Durante los dos últimos sexenios hemos escuchado de manera reiterada que los problemas nacionales se deben a que las “reformas estructurales” no han sido aprobadas. La coartada perfecta ha sido que en virtud de que el partido del presidente no ha tenido mayoría absoluta en el Congreso, eso ha impedido su aprobación. Lo ideal sería, dicen, que el Legislativo diera su beneplácito a toda iniciativa proveniente del Ejecutivo, tal como se hizo durante los 70 primeros años de gobiernos priistas, hasta 1997 cuando se instauró el primer gobierno dividido en el ámbito federal.

Son tres las “reformas estructurales” por las que suspiran nuestros gobernantes: la fiscal, la energética y la laboral. Aprobarlas significaría poder acceder al primer mundo. Quienes se oponen al progreso, nos dicen, se han obcecado en boicotearlas. Ya seríamos país desarrollado si se hubieran aprobado. Estas retahílas las venimos escuchando durante los doce últimos años.

Hace poco más de un mes, el 9 de de agosto, se publicaba en el Diario Oficial el texto de la reforma política, materializada en una serie de reformas y adiciones constitucionales. En concreto, se incluyó en el artículo 71, lo siguiente: “El día de la apertura de cada periodo ordinario de sesiones el Presidente de la República podrá presentar hasta dos iniciativas para trámite preferente (…). Cada iniciativa deberá ser discutida y votada por el Pleno de la Cámara de su origen en un plazo máximo de treinta días naturales (…). En caso de ser aprobado o modificado por la Cámara de su origen, el respectivo proyecto de ley o decreto pasará de inmediato a la Cámara revisora, la cual deberá discutirlo y votarlo en el mismo plazo o bajo las condiciones antes señaladas”. El Ejecutivo presentó dos iniciativas preferentes junto con el informe. Una de ellas ha sido motivo de fuertes disputas con anterioridad: la reforma laboral.

Dicen los enterados que el proyecto de reforma presidencial tiene menos cosas buenas que malas. Pone el acento en una mayor precarización del empleo al introducir la subcontratación y el empleo por horas; además de contratos temporales de prueba.
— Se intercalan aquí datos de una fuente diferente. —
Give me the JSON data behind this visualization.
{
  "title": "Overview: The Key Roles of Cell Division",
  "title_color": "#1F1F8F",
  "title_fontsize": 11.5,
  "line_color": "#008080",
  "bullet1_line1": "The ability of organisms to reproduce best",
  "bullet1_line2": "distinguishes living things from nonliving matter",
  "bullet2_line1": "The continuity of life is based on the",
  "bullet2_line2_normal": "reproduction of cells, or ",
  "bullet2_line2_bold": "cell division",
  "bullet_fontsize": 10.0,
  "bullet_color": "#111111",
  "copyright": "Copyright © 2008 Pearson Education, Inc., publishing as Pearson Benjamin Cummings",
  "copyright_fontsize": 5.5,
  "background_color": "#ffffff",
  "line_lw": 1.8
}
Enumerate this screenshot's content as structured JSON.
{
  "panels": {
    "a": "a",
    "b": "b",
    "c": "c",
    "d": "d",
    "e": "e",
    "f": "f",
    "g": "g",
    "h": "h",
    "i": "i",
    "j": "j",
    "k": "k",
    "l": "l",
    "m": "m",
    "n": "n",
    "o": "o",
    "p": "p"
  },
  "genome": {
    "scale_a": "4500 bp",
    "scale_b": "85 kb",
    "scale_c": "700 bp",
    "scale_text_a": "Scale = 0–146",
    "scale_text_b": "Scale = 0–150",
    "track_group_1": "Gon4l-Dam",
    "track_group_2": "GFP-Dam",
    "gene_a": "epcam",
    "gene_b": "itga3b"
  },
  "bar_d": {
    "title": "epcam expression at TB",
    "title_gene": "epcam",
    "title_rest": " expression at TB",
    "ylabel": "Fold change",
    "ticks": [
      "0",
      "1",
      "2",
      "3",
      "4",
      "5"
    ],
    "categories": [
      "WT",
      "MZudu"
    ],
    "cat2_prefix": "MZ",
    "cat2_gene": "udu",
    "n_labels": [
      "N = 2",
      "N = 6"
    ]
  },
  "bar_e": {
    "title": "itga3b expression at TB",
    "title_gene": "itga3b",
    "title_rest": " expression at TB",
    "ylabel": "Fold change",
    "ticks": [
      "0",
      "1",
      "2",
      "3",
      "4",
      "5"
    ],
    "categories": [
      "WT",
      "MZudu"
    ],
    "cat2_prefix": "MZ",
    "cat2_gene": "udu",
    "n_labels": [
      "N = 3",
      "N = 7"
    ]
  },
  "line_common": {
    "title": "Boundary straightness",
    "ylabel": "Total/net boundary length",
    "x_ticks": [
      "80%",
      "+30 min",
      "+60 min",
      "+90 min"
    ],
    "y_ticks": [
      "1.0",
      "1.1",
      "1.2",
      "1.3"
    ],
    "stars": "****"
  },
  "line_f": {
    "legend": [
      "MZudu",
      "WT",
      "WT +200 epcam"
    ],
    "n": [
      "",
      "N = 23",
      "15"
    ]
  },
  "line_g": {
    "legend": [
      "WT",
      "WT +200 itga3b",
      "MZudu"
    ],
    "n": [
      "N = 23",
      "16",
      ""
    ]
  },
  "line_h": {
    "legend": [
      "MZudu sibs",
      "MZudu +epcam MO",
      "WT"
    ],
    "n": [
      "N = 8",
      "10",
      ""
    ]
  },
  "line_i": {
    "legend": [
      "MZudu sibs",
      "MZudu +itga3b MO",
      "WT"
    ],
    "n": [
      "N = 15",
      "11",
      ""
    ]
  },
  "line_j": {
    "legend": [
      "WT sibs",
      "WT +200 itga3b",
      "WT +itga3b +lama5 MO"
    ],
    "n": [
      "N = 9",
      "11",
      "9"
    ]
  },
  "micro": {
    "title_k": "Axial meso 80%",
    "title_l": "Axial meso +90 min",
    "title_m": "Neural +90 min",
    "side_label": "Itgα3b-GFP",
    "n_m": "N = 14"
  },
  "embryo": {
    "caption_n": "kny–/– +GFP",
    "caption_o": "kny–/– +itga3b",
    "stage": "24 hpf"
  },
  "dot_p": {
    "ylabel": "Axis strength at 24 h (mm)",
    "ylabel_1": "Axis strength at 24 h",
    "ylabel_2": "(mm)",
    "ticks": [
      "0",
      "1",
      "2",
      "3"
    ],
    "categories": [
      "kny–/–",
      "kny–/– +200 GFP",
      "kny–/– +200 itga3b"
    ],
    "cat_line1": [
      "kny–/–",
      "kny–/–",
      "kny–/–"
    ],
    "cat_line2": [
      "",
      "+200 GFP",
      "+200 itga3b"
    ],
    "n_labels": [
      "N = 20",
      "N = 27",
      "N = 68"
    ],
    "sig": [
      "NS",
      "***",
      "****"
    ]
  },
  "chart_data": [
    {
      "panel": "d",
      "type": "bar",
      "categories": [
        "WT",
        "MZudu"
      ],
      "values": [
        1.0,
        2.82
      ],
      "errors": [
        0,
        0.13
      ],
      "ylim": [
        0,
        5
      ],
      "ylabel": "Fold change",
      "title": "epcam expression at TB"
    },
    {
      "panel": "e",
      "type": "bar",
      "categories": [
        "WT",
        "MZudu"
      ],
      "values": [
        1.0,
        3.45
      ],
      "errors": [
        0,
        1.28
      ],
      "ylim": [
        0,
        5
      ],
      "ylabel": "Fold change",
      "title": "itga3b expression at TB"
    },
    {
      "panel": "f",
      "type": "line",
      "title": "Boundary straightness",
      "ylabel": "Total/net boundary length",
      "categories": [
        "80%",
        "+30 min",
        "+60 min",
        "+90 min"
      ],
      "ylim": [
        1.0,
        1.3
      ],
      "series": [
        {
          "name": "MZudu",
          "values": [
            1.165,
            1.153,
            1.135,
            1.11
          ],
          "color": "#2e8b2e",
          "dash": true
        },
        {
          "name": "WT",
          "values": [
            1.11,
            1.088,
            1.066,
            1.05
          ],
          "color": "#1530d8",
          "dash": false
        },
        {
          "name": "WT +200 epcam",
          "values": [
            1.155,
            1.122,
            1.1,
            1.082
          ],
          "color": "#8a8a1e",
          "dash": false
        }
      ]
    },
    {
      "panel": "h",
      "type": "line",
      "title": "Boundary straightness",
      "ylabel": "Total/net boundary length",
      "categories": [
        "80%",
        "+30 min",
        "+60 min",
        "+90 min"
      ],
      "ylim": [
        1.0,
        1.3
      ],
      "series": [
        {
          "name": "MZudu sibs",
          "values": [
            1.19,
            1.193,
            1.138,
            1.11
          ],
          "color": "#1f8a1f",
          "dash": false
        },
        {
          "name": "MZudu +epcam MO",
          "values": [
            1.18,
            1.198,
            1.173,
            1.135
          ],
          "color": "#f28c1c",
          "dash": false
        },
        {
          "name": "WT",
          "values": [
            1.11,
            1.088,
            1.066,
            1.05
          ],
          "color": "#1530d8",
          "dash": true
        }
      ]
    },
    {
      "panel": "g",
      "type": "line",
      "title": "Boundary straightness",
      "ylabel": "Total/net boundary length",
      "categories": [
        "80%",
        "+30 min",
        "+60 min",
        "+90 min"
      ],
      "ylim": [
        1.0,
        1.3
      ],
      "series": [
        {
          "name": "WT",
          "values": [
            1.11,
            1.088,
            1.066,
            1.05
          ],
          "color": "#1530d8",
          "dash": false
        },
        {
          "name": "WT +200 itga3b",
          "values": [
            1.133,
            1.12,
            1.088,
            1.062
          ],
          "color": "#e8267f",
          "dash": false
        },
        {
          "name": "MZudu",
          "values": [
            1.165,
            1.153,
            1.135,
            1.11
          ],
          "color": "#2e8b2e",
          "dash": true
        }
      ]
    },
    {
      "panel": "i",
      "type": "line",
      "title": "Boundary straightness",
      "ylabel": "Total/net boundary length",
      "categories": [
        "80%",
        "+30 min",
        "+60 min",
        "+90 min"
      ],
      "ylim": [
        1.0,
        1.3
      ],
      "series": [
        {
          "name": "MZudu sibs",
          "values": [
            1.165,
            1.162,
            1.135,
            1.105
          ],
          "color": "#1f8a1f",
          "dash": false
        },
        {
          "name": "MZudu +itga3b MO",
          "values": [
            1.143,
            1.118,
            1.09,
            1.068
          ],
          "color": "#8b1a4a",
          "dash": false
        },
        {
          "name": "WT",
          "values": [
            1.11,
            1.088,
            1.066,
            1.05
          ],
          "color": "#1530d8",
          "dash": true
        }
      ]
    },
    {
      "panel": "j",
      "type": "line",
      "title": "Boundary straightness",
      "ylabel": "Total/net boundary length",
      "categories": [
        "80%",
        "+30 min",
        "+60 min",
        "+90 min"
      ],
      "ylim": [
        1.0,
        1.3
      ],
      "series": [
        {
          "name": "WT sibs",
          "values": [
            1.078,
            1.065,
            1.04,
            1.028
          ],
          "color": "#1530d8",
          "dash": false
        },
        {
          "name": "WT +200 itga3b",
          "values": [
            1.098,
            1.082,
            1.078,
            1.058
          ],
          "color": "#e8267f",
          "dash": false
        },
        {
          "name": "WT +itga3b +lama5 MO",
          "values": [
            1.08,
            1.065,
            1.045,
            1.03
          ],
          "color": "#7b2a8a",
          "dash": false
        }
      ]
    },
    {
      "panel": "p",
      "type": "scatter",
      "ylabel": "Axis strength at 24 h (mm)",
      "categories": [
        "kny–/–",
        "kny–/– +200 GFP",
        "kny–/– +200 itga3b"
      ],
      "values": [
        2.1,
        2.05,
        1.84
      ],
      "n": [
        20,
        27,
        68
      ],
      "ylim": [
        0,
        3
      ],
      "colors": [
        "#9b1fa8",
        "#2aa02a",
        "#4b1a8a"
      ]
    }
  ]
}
Esto se traduciría en inestabilidad laboral y en salarios de hambre. Según los estudiosos,  la flexibilidad laboral –el despido sin contraprestaciones- es muy alta en México. Una mayor rotación se traduciría en mayor empobrecimiento de amplios contingentes de mexicanos; creo que nuestro país no está para que el crecimiento sólo sea en el número de pobres.

Independientemente de sus contenidos, no parece existir lógica en la decisión presidencial de enviar la iniciativa faltando tres meses para la finalización de su gobierno. La discusión en torno a los contenidos de la reforma laboral será ríspida y polarizará a un Congreso que apenas el 1 de septiembre ha iniciado sus trabajos. Puede ser el asunto que provoque  un primer conflicto entre el PRI-PAN y quienes se oponen a una reforma como la presentada, generando problemas de legitimidad al nuevo gobierno encabezado por Enrique Peña Nieto; pero también es probable que haya quien interprete que por el contrario el objetivo fue eximirlo de la responsabilidad de la iniciativa, con cuyos contenidos estaría de acuerdo, y asumir los costos en el último tramo de gobierno. Calderón estaría buscando con ello el favor de Peña Nieto para garantizar cierta inmunidad frente a lo que se le avecina. Otros mal pensados sostienen que fue un intento de  Calderón por pasar a la posteridad argumentando qué él cumplió pero el problema, como siempre, fue el Congreso. Sea lo que fuere es una más de sus costosas herencias.